I want to apologize for that. And explain myself.
We are in the middle of the hottest week we’ve had so far this summer, with temps in the triple digits for the foreseeable future, and heat indexes even higher, it to drop into the high 90s. If you’ve ever been to north Texas, you know that it’s not just the high temperatures we have to deal with – there’s also the suffocating humidity. What could be a bearable, balmy summer turns into an oppressive season where you sweat as soon as you step outside and you can’t catch a full breath because it feels like someone is sitting on your chest. Plus, bugs.
So, there’s that.
But that’s not just it. I mean, I think it’s pretty obvious that I don’t like summer. I never really have except that it meant a break from getting up early for school. Mind you, it wasn’t actually going to school that I didn’t like – I just hated (and still hate) having to get up early.
The sun and the heat make me grumpy. The way that some people get when it’s rainy and/or overcast – “dreary” if you will – is how I get when the sun is out. I always thought I was just weird, because I remember being in school and looking out the window and thinking it was cloudy and just being so happy, but then as soon as I saw the sun come out, it made me sad.
As it turns out, not only is my best friend this same way (and so was my mom), this is a pretty common occurrence among people; especially creative people. It’s Seasonal Affective Disorder (SAD – or seasonal depression), which most people get during the bleak, cold days of winter when the sun isn’t out; but we get it when the sun is out too much.
So that’s why I haven’t been posting lately; the sun and the heat not only zap my energy (that I need for just getting through the day), but it also steals my creativity and motivation. Even if I don’t leave my apartment, I find it hard to want to be productive at all, choosing instead to sit on the couch in my PJ’s playing games on my phone and scrolling through Pinterest to see how other people are being creative.

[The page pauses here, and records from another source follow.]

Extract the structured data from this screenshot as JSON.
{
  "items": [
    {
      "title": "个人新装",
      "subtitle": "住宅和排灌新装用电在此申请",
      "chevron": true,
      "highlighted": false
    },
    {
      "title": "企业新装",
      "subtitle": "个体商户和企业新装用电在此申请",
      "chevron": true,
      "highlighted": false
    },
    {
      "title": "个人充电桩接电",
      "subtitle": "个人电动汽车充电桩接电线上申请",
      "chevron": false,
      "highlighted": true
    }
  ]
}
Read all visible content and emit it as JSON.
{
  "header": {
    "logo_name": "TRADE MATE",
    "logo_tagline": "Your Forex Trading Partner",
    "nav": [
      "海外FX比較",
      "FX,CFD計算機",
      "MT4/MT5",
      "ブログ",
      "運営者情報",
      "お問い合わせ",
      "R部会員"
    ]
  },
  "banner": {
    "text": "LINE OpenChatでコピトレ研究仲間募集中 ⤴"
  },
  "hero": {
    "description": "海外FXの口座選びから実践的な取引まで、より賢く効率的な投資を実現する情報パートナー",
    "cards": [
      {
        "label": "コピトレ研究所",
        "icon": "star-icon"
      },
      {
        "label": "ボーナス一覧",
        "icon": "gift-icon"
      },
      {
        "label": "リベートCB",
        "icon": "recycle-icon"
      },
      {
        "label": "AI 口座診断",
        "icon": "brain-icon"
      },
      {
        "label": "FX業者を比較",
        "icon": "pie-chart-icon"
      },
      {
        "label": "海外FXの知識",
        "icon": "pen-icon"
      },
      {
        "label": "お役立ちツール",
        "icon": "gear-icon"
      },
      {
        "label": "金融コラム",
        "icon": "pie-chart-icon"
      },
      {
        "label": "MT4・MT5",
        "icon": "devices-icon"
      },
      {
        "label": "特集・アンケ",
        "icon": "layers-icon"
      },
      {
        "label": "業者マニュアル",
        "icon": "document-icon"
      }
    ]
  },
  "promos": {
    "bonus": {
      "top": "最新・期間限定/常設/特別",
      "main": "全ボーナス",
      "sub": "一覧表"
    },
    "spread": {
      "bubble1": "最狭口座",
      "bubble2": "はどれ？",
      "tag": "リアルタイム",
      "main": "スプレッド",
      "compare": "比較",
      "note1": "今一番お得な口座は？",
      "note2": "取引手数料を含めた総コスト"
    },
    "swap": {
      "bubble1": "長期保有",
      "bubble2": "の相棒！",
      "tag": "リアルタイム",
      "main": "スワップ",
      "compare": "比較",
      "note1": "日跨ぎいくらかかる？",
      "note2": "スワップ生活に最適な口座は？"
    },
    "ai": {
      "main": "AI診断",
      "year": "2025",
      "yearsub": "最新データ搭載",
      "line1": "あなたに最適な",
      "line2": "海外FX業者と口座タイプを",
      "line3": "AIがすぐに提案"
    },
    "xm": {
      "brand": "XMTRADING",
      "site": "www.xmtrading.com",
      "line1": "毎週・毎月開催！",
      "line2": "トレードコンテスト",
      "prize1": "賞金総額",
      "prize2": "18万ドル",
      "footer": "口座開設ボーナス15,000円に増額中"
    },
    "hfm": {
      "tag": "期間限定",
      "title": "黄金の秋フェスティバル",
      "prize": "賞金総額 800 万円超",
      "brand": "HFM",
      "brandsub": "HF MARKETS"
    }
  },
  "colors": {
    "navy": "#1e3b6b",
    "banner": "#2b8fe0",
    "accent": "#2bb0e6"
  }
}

Currently, my laptop is covered in the miscellaneous office supplies I pulled out of my drawers in an effort to organize, and just lost motivation in the middle of that project and haven’t started up again because I don’t feel like cleaning. So we’ve come full-circle really. And also, that’s how my whole craft room and most of my apartment looks. Because instead of being like a normal adult who has to at least finish one project before they either start on another, or before they go to bed, I just leave stuff out causing people (mainly my husband) to trip on it. Sorry, Shane!
And the only reason I had the motivation to organize and go through stuff last week, was because it was rainy and overcast almost all week. It was still hot, don’t get me wrong, but the clouds made it bearable.
Creatively, my head is already in fall. I’m ready to start my fall crafting and decorating. I’m ready to start the fall fashion blog posts. I’m ready to make the fall recipes. I’m ready to watch the fall movies and be cool and drink and eat all the pumpkin things and rate them (good idea, me!).
I can’t even be motivated to be indignant enough about what’s going on in the world to write about that because that requires me to do more research (I refuse to write about something I’ve not researched myself) because I don’t have enough extra energy to spare that isn’t being used up by attempting to keep my apartment somewhat decent, work, grocery shop, and cook meals. Which, yes, I know are things that people do on the regular plus a billion other things.
So that’s why I haven’t been and don’t usually post much during the summer. And unless I have a sudden spark of creativity or motivation that isn’t already reserved for things other than blogging, you’ll be seeing much less of me until at least August. Possibly September.